When “Low‑Risk” Isn’t Risky Enough: Why My Son Owen Died at 38 Weeks

Emma Wambeke is Owen’s mom, who was stillborn at 38 weeks despite a low-risk pregnancy. She shares his story to raise awareness about gaps in placental health monitoring and advocates for life-saving practices like Estimated Placental Volume (EPV), honoring Owen by working to prevent other families from the same loss.

Evoto

Photo from Emma Wambeke. Edited by NILMDTS.org.

My pregnancy with our son Owen was generally normal and healthy until, at full term, Owen’s heartbeat couldn’t be found, then he died before he got the chance to live. My pregnancy was classified as low risk, but my baby died at 38 weeks. It turns out, low risk just means not yet diagnosed as high risk.

Looking back, there were moments I was reassured everything was okay, but in hindsight, there were red flags. Very early on, I was diagnosed with low progesterone, which could indicate miscarriage, but supplements might help prevent it.  I started them right away. That helped. One week later, at the first ultrasound, my son had a strong, healthy heartbeat. I felt like we beat the odds. 

The rest of the weeks passed like a healthy pregnancy. My son’s NIPT genetic test was low risk. I was told I had an A+ on the anatomy scan. I easily passed the gestational diabetes test, my blood pressure was optimal, and my Group B Strep test was negative. 

At 37 weeks, I noticed Owen was moving less. I couldn’t explain it, but something felt off. I reported it at my next appointment. I was reassured after my provider checked Owen’s heartbeat with a Doppler that he was okay, and babies run out of room towards the end of pregnancy. It didn’t sit right with me. I felt dismissed, but I left, thinking I should trust my doctor.  What did I know? This was my first pregnancy, and these people were “experts”. 

Evoto

Photo from Emma Wambeke. Edited by NILMDTS.org.

That night, I woke up to my first and only panic attack. I called the hospital, hoping to be seen immediately, but was asked to calm down at home and come in the morning. Once I did, I started feeling Owen kick again. At the appointment, I passed with a “textbook perfect” NST. I was told to work on reducing my stress, “perhaps try acupuncture”. Less than a week later, still feeling him move less, we found out our son did not have a heartbeat. Owen had died. 

During and following delivery, my medical team tested me for every known cause of stillbirth, including a pathology report of Owen’s placenta. Everything came back normal—except one key finding. Owen’s placenta measured at the 0.005 percentile, the size expected at 28, not 38 weeks.  Both the hospital and Dr. Kliman confirmed that Owen’s placenta was too small to sustain him. 
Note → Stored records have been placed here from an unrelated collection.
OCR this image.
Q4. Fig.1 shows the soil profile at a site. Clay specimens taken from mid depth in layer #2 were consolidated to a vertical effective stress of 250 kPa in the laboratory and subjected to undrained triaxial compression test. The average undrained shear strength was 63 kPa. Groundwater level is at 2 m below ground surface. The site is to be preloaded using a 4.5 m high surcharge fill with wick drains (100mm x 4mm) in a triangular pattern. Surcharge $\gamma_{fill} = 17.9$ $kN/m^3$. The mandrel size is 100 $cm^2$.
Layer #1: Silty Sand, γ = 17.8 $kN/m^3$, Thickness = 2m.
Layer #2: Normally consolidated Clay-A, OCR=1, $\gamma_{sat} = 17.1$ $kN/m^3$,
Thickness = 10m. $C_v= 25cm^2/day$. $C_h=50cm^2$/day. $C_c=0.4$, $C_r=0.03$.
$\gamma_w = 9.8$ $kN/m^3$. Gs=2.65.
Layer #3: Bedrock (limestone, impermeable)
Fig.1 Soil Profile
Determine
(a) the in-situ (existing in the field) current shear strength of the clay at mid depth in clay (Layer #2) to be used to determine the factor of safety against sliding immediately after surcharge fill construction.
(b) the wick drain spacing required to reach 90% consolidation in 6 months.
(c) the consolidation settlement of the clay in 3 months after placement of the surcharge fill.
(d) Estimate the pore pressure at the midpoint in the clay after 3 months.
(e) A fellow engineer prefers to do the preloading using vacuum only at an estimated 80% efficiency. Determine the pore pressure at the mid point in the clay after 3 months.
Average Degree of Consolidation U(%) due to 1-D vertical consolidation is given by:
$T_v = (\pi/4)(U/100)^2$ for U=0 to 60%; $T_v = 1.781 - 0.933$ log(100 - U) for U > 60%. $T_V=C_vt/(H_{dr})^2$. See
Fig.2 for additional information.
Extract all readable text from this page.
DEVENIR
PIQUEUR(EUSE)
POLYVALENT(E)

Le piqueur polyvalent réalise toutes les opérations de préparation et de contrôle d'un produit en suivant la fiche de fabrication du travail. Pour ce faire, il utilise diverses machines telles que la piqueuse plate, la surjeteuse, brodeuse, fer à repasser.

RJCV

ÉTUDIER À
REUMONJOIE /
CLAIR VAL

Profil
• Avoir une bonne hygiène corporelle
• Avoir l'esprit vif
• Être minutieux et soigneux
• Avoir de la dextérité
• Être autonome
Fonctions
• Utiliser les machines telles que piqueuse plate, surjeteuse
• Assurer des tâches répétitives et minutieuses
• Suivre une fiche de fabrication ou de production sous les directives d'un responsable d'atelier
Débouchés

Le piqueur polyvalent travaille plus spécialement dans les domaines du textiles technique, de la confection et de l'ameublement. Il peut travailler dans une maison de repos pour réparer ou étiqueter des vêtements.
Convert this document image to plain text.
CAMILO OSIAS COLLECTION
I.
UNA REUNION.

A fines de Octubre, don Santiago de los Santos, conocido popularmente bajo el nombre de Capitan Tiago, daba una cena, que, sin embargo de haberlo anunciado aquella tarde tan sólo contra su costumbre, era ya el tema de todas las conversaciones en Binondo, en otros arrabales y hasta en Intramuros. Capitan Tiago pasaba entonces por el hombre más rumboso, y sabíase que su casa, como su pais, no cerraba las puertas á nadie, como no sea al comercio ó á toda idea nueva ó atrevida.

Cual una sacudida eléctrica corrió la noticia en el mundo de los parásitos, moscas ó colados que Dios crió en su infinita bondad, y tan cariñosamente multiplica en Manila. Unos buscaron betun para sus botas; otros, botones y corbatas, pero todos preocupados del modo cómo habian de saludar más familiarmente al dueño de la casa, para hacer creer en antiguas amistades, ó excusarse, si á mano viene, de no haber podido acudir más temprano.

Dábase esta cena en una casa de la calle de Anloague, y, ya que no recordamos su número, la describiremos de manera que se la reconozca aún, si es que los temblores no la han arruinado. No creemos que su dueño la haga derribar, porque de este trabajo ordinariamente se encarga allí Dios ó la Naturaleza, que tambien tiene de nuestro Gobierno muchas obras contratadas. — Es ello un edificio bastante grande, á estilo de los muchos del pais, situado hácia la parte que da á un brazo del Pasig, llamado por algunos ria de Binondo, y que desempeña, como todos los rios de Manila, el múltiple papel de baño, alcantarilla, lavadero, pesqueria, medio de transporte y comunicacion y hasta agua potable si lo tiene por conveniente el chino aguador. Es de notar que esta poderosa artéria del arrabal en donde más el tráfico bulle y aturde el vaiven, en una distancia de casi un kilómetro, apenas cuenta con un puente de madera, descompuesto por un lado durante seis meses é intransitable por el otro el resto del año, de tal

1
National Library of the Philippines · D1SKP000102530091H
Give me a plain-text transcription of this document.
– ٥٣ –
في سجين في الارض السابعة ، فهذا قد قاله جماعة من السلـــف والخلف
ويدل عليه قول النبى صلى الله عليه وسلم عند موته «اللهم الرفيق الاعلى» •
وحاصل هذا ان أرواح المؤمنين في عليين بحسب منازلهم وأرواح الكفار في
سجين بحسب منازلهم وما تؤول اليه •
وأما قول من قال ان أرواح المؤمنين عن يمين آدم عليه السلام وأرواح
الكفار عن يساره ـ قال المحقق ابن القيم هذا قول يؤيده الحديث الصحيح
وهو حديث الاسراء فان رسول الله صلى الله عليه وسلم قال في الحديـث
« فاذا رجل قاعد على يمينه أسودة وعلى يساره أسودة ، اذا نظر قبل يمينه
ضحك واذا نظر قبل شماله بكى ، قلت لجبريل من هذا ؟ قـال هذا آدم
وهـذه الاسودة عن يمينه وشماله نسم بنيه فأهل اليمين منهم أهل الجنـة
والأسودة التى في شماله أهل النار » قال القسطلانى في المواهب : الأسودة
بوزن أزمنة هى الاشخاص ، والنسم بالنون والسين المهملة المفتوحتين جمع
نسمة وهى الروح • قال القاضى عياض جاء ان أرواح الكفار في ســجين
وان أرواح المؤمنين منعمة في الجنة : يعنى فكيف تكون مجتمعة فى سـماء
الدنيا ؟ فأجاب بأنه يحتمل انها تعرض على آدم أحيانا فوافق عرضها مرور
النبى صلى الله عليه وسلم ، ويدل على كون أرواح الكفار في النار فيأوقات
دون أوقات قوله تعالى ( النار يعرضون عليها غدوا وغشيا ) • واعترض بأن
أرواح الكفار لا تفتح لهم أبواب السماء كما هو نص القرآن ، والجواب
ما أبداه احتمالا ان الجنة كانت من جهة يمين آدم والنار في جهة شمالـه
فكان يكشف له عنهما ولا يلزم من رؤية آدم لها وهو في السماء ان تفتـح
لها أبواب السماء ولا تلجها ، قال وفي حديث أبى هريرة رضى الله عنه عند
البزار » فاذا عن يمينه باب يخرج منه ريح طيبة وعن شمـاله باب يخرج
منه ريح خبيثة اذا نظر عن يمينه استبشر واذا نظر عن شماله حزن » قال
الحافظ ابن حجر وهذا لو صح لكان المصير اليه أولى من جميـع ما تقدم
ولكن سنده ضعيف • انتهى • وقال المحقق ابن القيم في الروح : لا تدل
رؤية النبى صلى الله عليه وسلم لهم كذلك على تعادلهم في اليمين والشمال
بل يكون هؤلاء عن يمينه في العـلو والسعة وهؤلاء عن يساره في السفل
Looking back, other signs were missed. At my 36-week appointment, our provider noticed that my fundal height was measuring behind. The next week, my fundal height measured low again, but was immediately re-measured slightly longer, and my chart was corrected rather than followed up with additional testing. In hindsight, I desperately wish these warning signs had been investigated with more thorough testing.

It turns out there were other things that could have been done differently that I learned only after Owen died. I was given outdated information about how to count Owen’s kicks: 10 kicks every 2 hours. However,  I could have been using an app called “Count the Kicks” that helps you get to know your baby’s normal movement patterns and empowers you to get seen if your baby’s movements ever change. 

I learned there’s a gap between research on placental health and what medical teams practice.  Multiple doctors told me that there’s no way to measure the size of the baby’s placenta during pregnancy beyond using fetal growth as a proxy, but then I learned about Estimated Placental Volume (EPV) through Instagram.  

Systemic failures shaped my pregnancy with Owen. I was labeled ‘low risk’ based on checkboxes, not a full picture. Ignoring crucial data on my placenta’s health could’ve changed everything. Without it, I was falsely reassured, dismissed as just another anxious mom, even when my gut said something was wrong. 

It breaks my heart knowing that Owen’s death was preventable. The warning signs were there, but the standard of care does not currently utilize tests that could have changed this outcome. This gap in placental health monitoring does not need to continue. There’s a simple 30-second ultrasound measurement called EPV. If it were routine in all pregnancies, Owen’s growth issues might’ve been caught, and my concerns about his movement taken seriously.  

Just weeks before his death, Owen was healthy. Now, instead of raising him, I share his story to spare others this heartbreak. Sadly, stillbirth can happen in low-risk pregnancies. Families and our children deserve better care. EPV measurements should be a part of the standard of care for all pregnancies.